La maniobra de propulsión llevada a cabo por los motores del módulo de servicio, conocida como inyección translunar, ha sido el único gran impulso que ha necesitado la nave durante todo su viaje. Desde ese momento, Orion se desliza en una «trayectoria de retorno libre»: una ruta en forma de ocho que la ha llevado hasta la Luna y ahora la devuelve a la Tierra. La nave se mueve como una canica lanzada en un cuenco de dos cavidades, pasando de la influencia gravitatoria de la Luna a la de la Tierra impulsada, sobre todo, por su propia inercia y el equilibrio entre ambos campos gravitatorios.
El trayecto de vuelta se ha prolongado durante aproximadamente cuatro días. Aunque la gravedad terrestre es la principal fuerza que guía el retorno, la nave está realizando pequeños encendidos de sus motores auxiliares para ajustar con mayor precisión la trayectoria.
Separación crítica: la cápsula queda expuesta
Poco antes de entrar en contacto con la atmósfera, Orion ejecutará una de sus maniobras más delicadas: la separación del Módulo de Servicio Europeo, donde se encuentran los paneles solares, los motores principales y los equipos de soporte vital. A partir de ese instante, el módulo de tripulación quedará completamente expuesto, dependiendo exclusivamente de su escudo térmico para no desintegrarse durante el reingreso.

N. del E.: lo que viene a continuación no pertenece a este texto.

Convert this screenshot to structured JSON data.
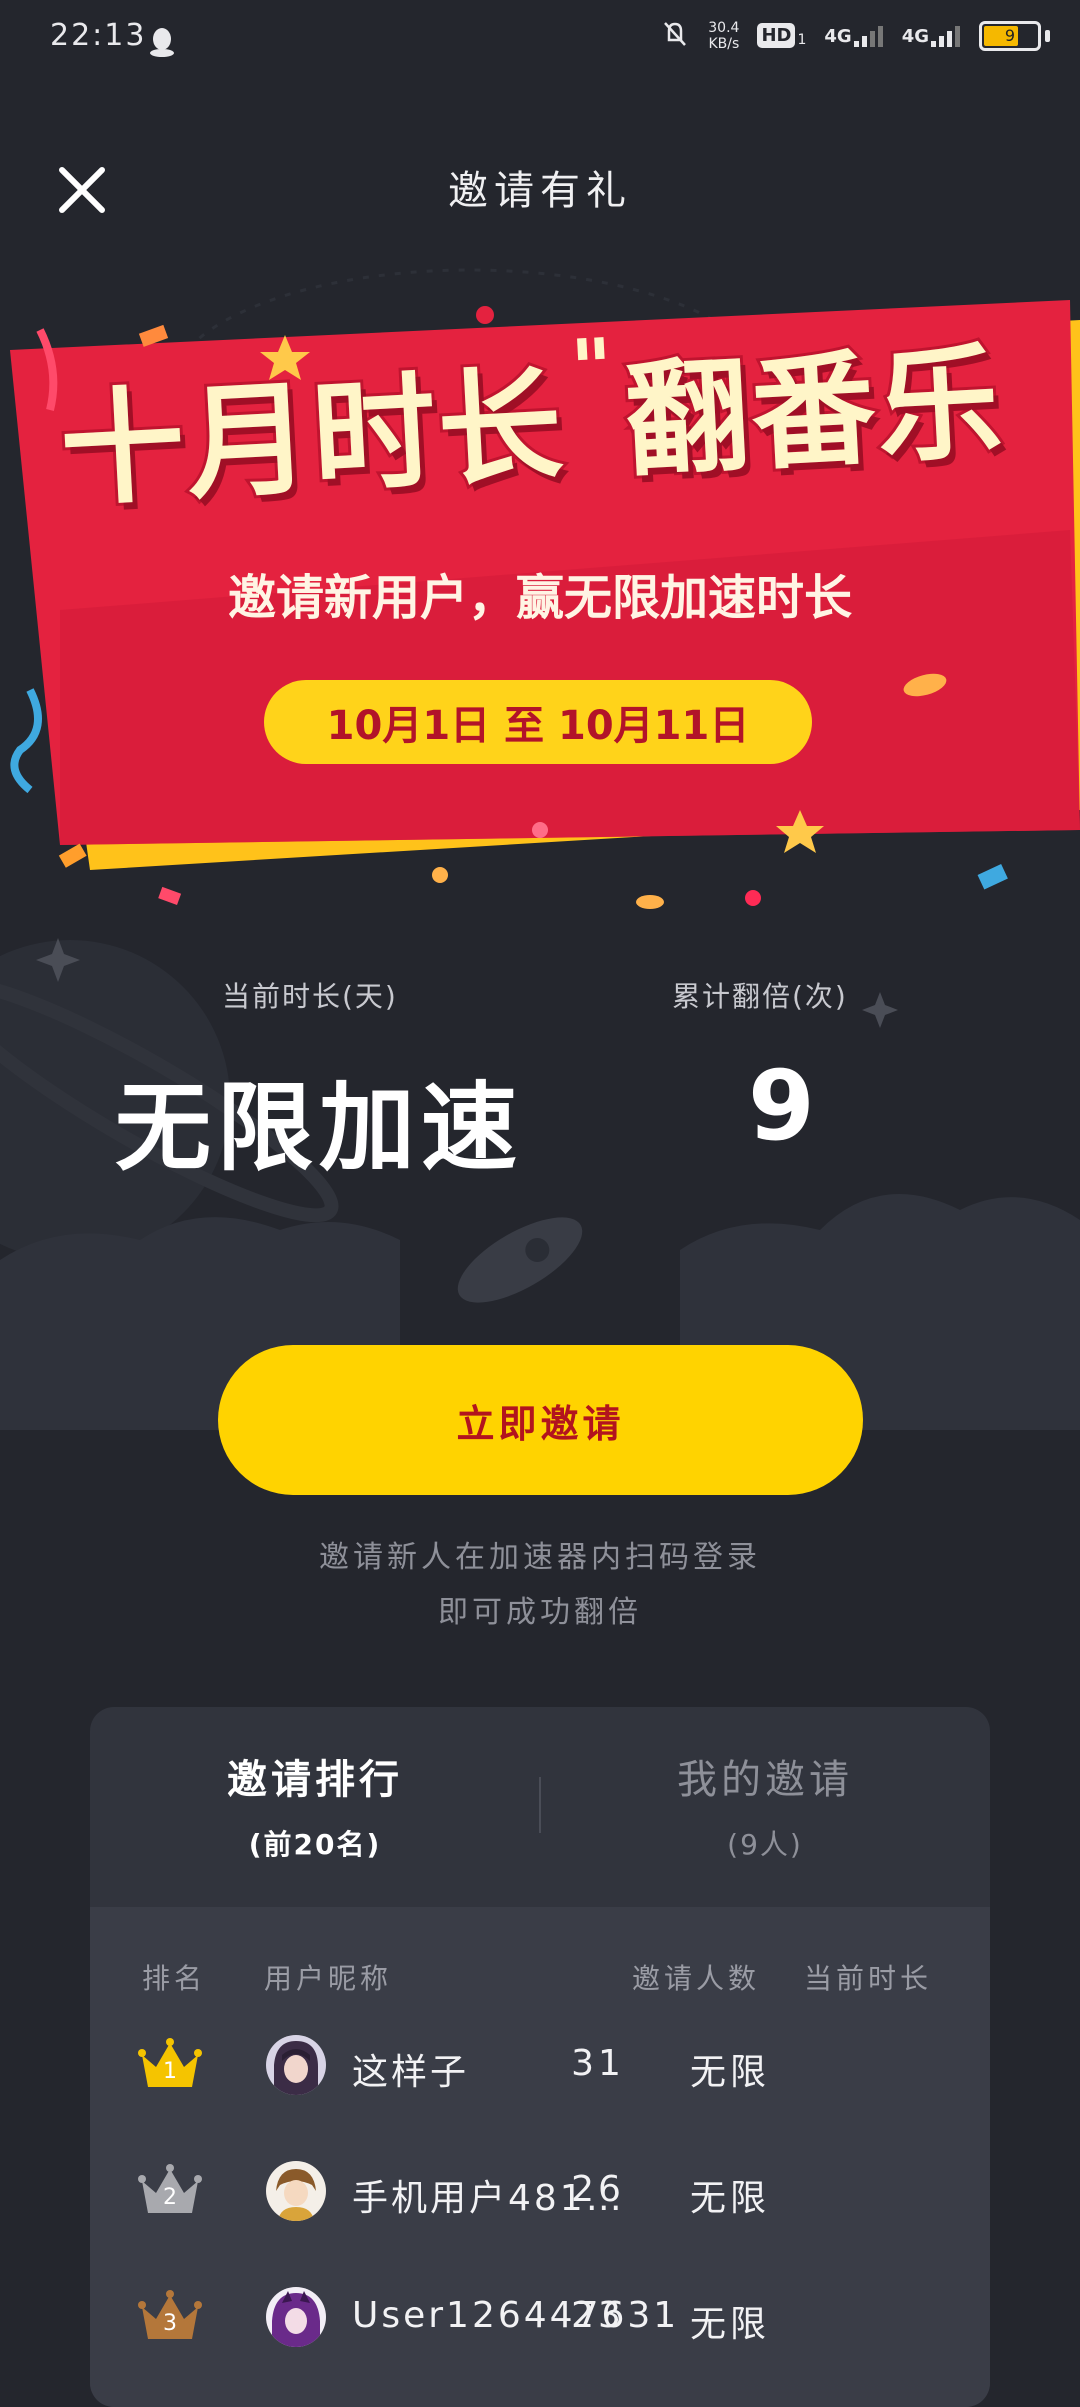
{
  "status_bar": {
    "time": "22:13",
    "net_speed_value": "30.4",
    "net_speed_unit": "KB/s",
    "hd": "HD",
    "hd_sub": "1",
    "sig1": "4G",
    "sig2": "4G",
    "battery": "9"
  },
  "header": {
    "title": "邀请有礼"
  },
  "banner": {
    "headline_1": "十月时长",
    "headline_2": "翻番乐",
    "subtitle": "邀请新用户，赢无限加速时长",
    "dates": "10月1日 至 10月11日"
  },
  "stats": {
    "current_label": "当前时长(天)",
    "current_value": "无限加速",
    "multiplier_label": "累计翻倍(次)",
    "multiplier_value": "9"
  },
  "invite": {
    "button_label": "立即邀请",
    "hint_line1": "邀请新人在加速器内扫码登录",
    "hint_line2": "即可成功翻倍"
  },
  "ranking": {
    "tab_rank_title": "邀请排行",
    "tab_rank_sub": "(前20名)",
    "tab_mine_title": "我的邀请",
    "tab_mine_sub": "(9人)",
    "columns": {
      "rank": "排名",
      "nickname": "用户昵称",
      "invites": "邀请人数",
      "duration": "当前时长"
    },
    "rows": [
      {
        "rank": "1",
        "nickname": "这样子",
        "invites": "31",
        "duration": "无限"
      },
      {
        "rank": "2",
        "nickname": "手机用户481…",
        "invites": "26",
        "duration": "无限"
      },
      {
        "rank": "3",
        "nickname": "User126447631",
        "invites": "23",
        "duration": "无限"
      }
    ]
  },
  "colors": {
    "bg": "#24262d",
    "accent_yellow": "#ffd300",
    "banner_red": "#e4223f",
    "text_red": "#b2141e",
    "gold": "#f5c400",
    "silver": "#a8a9ae",
    "bronze": "#b4773a"
  },
  "icons": [
    "close-icon",
    "qq-icon",
    "mute-icon",
    "crown-icon"
  ]
}
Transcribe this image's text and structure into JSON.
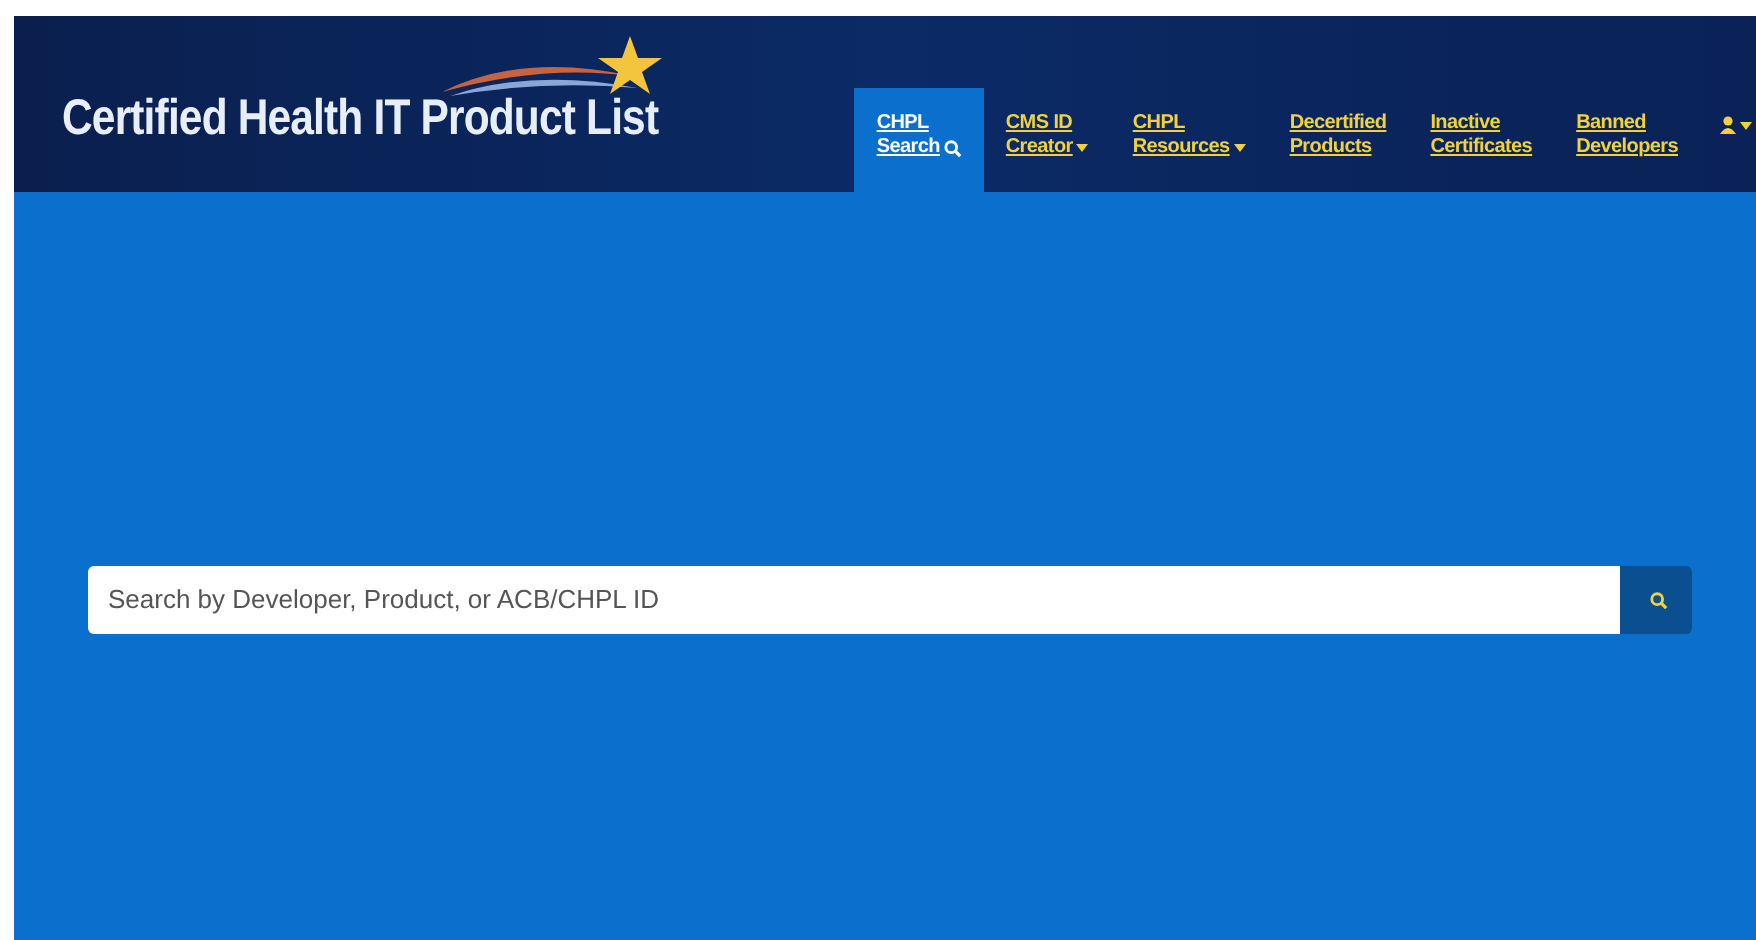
{
  "header": {
    "title": "Certified Health IT Product List"
  },
  "nav": [
    {
      "lines": [
        "CHPL",
        "Search"
      ],
      "kind": "search",
      "selected": true
    },
    {
      "lines": [
        "CMS ID",
        "Creator"
      ],
      "kind": "dropdown",
      "selected": false
    },
    {
      "lines": [
        "CHPL",
        "Resources"
      ],
      "kind": "dropdown",
      "selected": false
    },
    {
      "lines": [
        "Decertified",
        "Products"
      ],
      "kind": "link",
      "selected": false
    },
    {
      "lines": [
        "Inactive",
        "Certificates"
      ],
      "kind": "link",
      "selected": false
    },
    {
      "lines": [
        "Banned",
        "Developers"
      ],
      "kind": "link",
      "selected": false
    }
  ],
  "search": {
    "placeholder": "Search by Developer, Product, or ACB/CHPL ID"
  }
}
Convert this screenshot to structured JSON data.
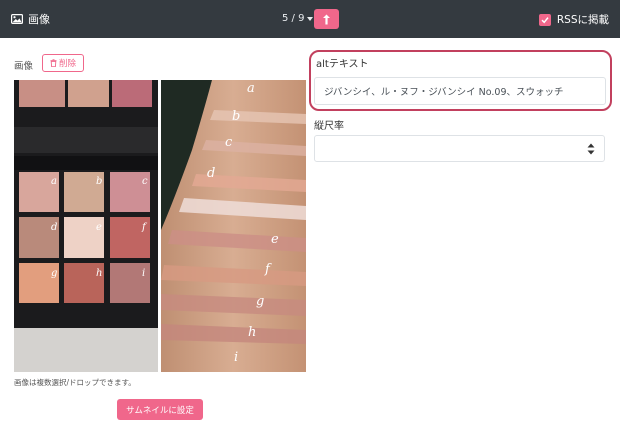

Segundos después, doce propulsores de control de reacción orientarán la cápsula con una precisión extrema. El objetivo es posicionar el escudo térmico en el ángulo exacto frente a la atmósfera, un aspecto que se convierte en una cuestión de vida o muerte. Si el ángulo es demasiado superficial, la nave rebotaría sobre las capas altas de la atmósfera y se perdería para siempre en el espacio con los cuatro astronautas en su interior. Si es demasiado pronunciado, la fricción generaría cargas térmicas y fuerzas G capaces de destruir la cápsula o de poner en riesgo a la tripulación.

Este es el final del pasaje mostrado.